On February 1, 2022, Nabil Hannan was featured in SHRM’s article on the UKG ransomware attack. Preview the article below, or read the full article online here. 

+ + +

Along ordeal for customers of Ultimate Kronos Group (UKG) is nearing an end. The vendor has restored its time-keeping and payroll services after a ransomware attack disrupted the lives of thousands of HR professionals and employees alike.

But experts say fallout from the attack will continue, given that some customer data was stolen, companies will have to transition manual records back into UKG systems and shaken clients are questioning their future with the vendor.

In a public update on Jan. 22, UKG said it had restored core time, scheduling and payroll capabilities to all customers impacted by the ransomware attack on its Kronos Private Cloud system. The statement said UKG is now focused on the “restoration of supplemental features and nonproduction environments” and is offering video-based recovery guides to help customers reconcile their data.

The outage—which lasted more than a month for many UKG clients—forced thousands of organizations to scramble to create manual workarounds. It happened during a particularly challenging time of year; employers had to find ways to pay workers holiday pay and overtime as employees worked extra shifts to cover staff shortages caused by the omicron variant of the coronavirus and ongoing resignations.

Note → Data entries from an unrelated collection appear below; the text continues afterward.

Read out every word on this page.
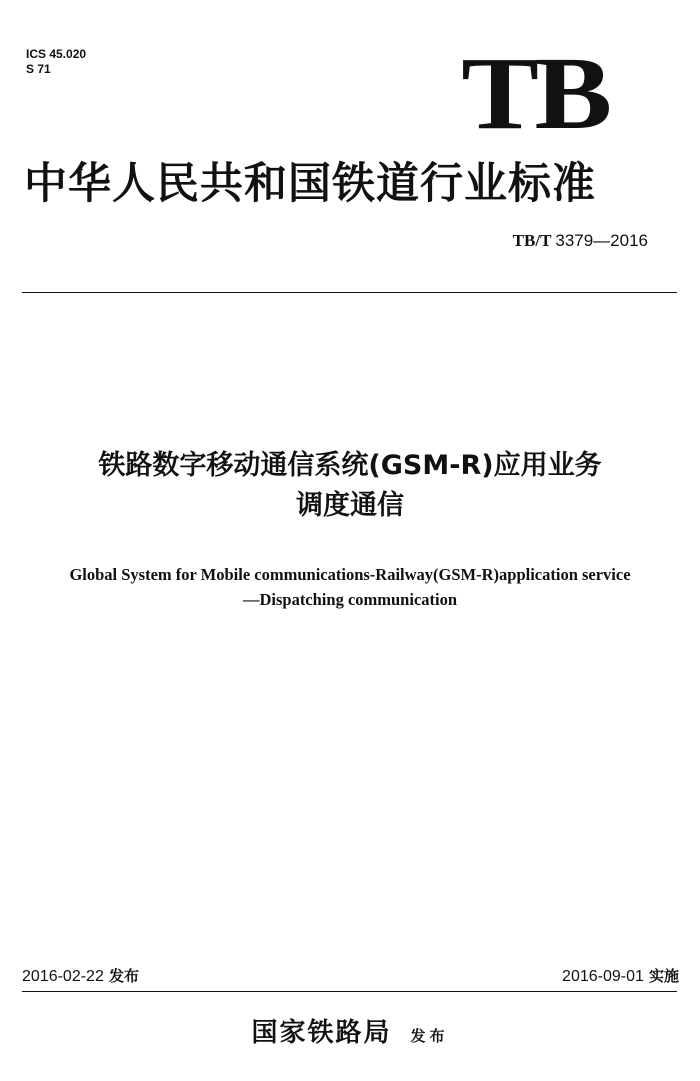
ICS 45.020
S 71	TB
中华人民共和国铁道行业标准
TB/T 3379—2016
铁路数字移动通信系统(GSM-R)应用业务
调度通信
Global System for Mobile communications-Railway(GSM-R)application service
—Dispatching communication
2016-02-22 发布	2016-09-01 实施
国家铁路局 发布
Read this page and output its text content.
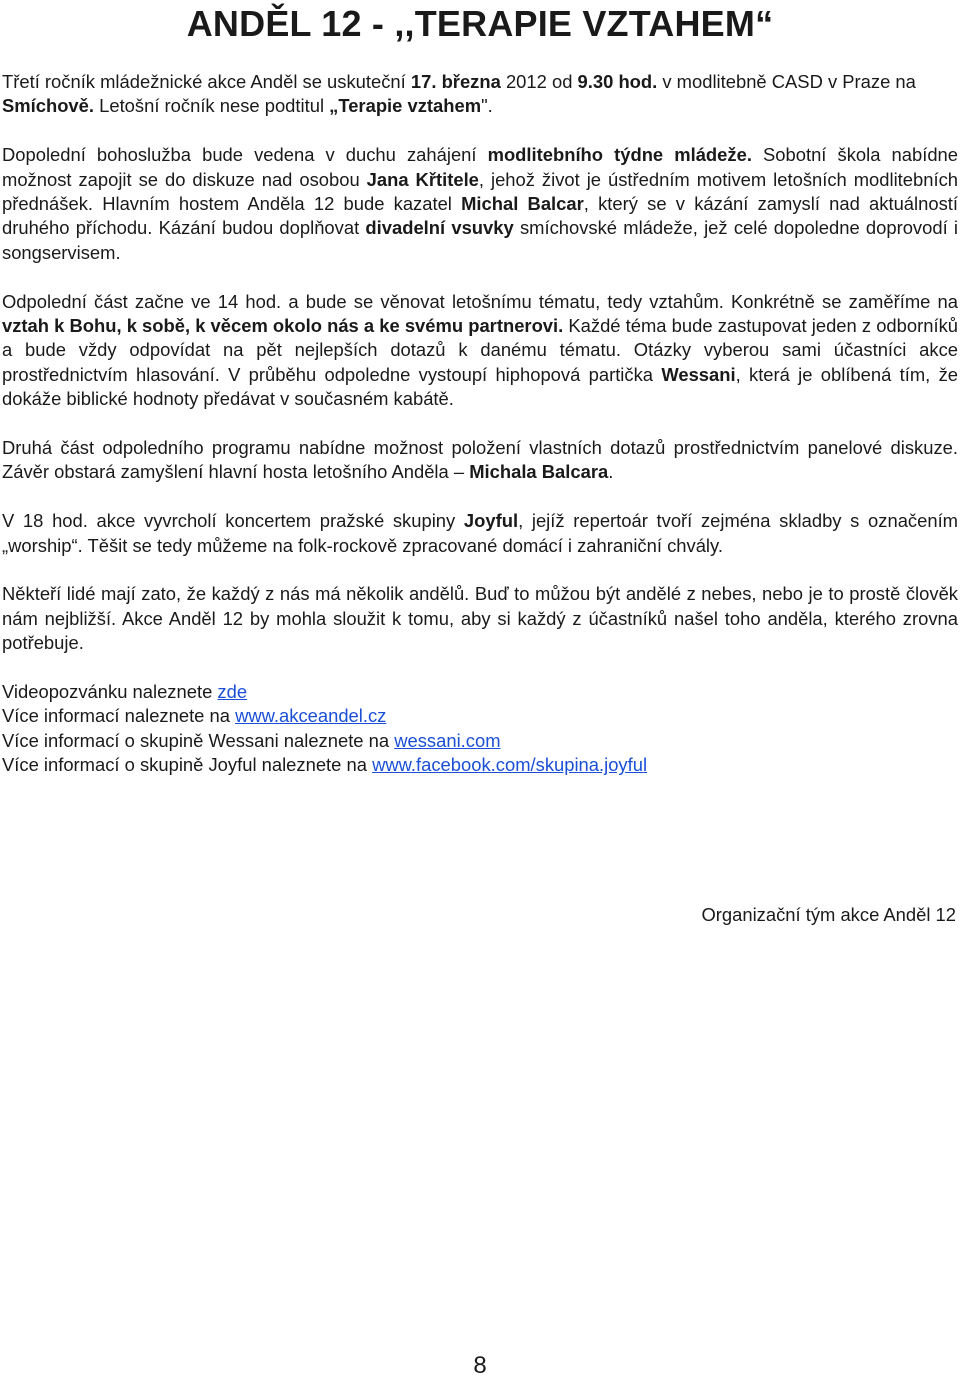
ANDĚL 12 - ,,TERAPIE VZTAHEM“

Třetí ročník mládežnické akce Anděl se uskuteční 17. března 2012 od 9.30 hod. v modlitebně CASD v Praze na Smíchově. Letošní ročník nese podtitul „Terapie vztahem".

Dopolední bohoslužba bude vedena v duchu zahájení modlitebního týdne mládeže. Sobotní škola nabídne možnost zapojit se do diskuze nad osobou Jana Křtitele, jehož život je ústředním motivem letošních modlitebních přednášek. Hlavním hostem Anděla 12 bude kazatel Michal Balcar, který se v kázání zamyslí nad aktuálností druhého příchodu. Kázání budou doplňovat divadelní vsuvky smíchovské mládeže, jež celé dopoledne doprovodí i songservisem.

Odpolední část začne ve 14 hod. a bude se věnovat letošnímu tématu, tedy vztahům. Konkrétně se zaměříme na vztah k Bohu, k sobě, k věcem okolo nás a ke svému partnerovi. Každé téma bude zastupovat jeden z odborníků a bude vždy odpovídat na pět nejlepších dotazů k danému tématu. Otázky vyberou sami účastníci akce prostřednictvím hlasování. V průběhu odpoledne vystoupí hiphopová partička Wessani, která je oblíbená tím, že dokáže biblické hodnoty předávat v současném kabátě.

Druhá část odpoledního programu nabídne možnost položení vlastních dotazů prostřednictvím panelové diskuze. Závěr obstará zamyšlení hlavní hosta letošního Anděla – Michala Balcara.

V 18 hod. akce vyvrcholí koncertem pražské skupiny Joyful, jejíž repertoár tvoří zejména skladby s označením „worship“. Těšit se tedy můžeme na folk-rockově zpracované domácí i zahraniční chvály.

Někteří lidé mají zato, že každý z nás má několik andělů. Buď to můžou být andělé z nebes, nebo je to prostě člověk nám nejbližší. Akce Anděl 12 by mohla sloužit k tomu, aby si každý z účastníků našel toho anděla, kterého zrovna potřebuje.

Videopozvánku naleznete zde
Více informací naleznete na www.akceandel.cz
Více informací o skupině Wessani naleznete na wessani.com
Více informací o skupině Joyful naleznete na www.facebook.com/skupina.joyful
Organizační tým akce Anděl 12
8
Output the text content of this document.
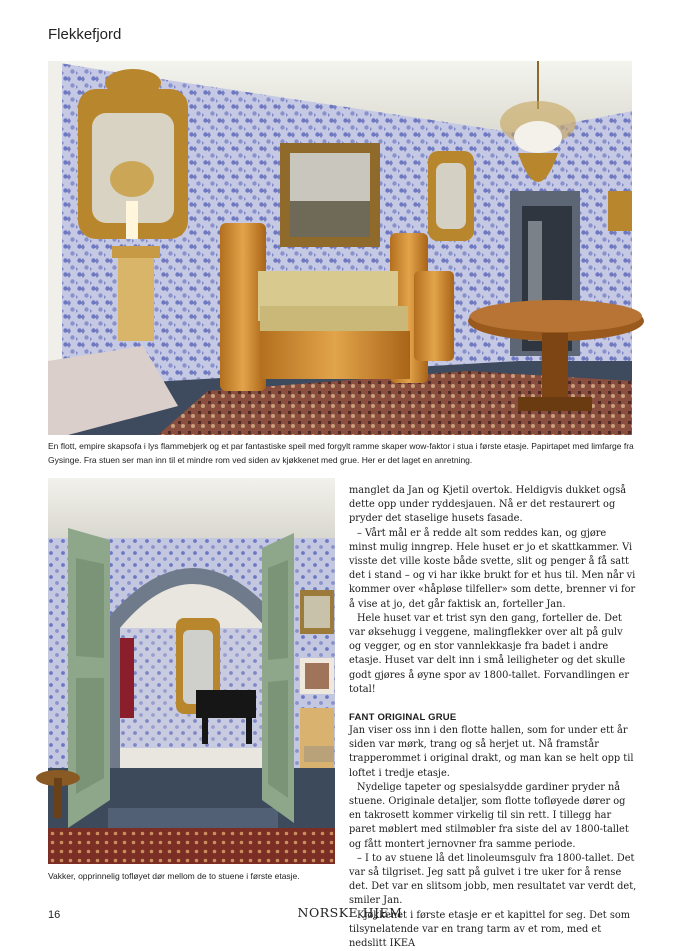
Flekkefjord
En flott, empire skapsofa i lys flammebjerk og et par fantastiske speil med forgylt ramme skaper wow-faktor i stua i første etasje. Papirtapet med limfarge fra Gysinge. Fra stuen ser man inn til et mindre rom ved siden av kjøkkenet med grue. Her er det laget en anretning.
Vakker, opprinnelig tofløyet dør mellom de to stuene i første etasje.

manglet da Jan og Kjetil overtok. Heldigvis dukket også dette opp under ryddesjauen. Nå er det restaurert og pryder det staselige husets fasade.

– Vårt mål er å redde alt som reddes kan, og gjøre minst mulig inngrep. Hele huset er jo et skattkammer. Vi visste det ville koste både svette, slit og penger å få satt det i stand – og vi har ikke brukt for et hus til. Men når vi kommer over «håpløse tilfeller» som dette, brenner vi for å vise at jo, det går faktisk an, forteller Jan.

Hele huset var et trist syn den gang, forteller de. Det var øksehugg i veggene, malingflekker over alt på gulv og vegger, og en stor vannlekkasje fra badet i andre etasje. Huset var delt inn i små leiligheter og det skulle godt gjøres å øyne spor av 1800-tallet. Forvandlingen er total!

FANT ORIGINAL GRUE

Jan viser oss inn i den flotte hallen, som for under ett år siden var mørk, trang og så herjet ut. Nå framstår trapperommet i original drakt, og man kan se helt opp til loftet i tredje etasje.

Nydelige tapeter og spesialsydde gardiner pryder nå stuene. Originale detaljer, som flotte tofløyede dører og en takrosett kommer virkelig til sin rett. I tillegg har paret møblert med stilmøbler fra siste del av 1800-tallet og fått montert jernovner fra samme periode.

– I to av stuene lå det linoleumsgulv fra 1800-tallet. Det var så tilgriset. Jeg satt på gulvet i tre uker for å rense det. Det var en slitsom jobb, men resultatet var verdt det, smiler Jan.

Kjøkkenet i første etasje er et kapittel for seg. Det som tilsynelatende var en trang tarm av et rom, med et nedslitt IKEA

16	NORSKE HJEM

UKG and companies using its services may be facing legal action. “Unfortunately, some customer data was stolen in the attacks and that creates a secondary concern for UKG and its clients,” said Allie Mellen, a security and risk analyst with research and advisory firm Forrester. UKG confirmed in its latest public statement that the personal data of at least two of its customers had been “exfiltrated” or breached.

…..

Cautionary Tale for HR Tech Vendors

HR technology analysts say vendors and their clients should brace themselves for similar attacks as more hackers train their sights on sensitive employee data rather than customer data.

“The reality is we’re going to see more of these attacks,” said Trevor White, a research manager specializing in HCM technologies with Nucleus Research in Boston. “The question for HR vendors is how they’ll limit disruption to their customers as they go about solving problems related to ransomware and other cyberattacks. Unless you pay the ransom, these things can take weeks to solve.”

Nabil Hannan, managing director for NetSPI, an enterprise security testing and vulnerability management firm in Minneapolis, said too many organizations still focus on protecting customer data at the expense of securing employee data.

“Hackers are getting more creative and focusing more of their efforts on finding ways to lock up systems that on their face may not seem as critical but that have far-reaching impacts, like HR data,” Hannan said.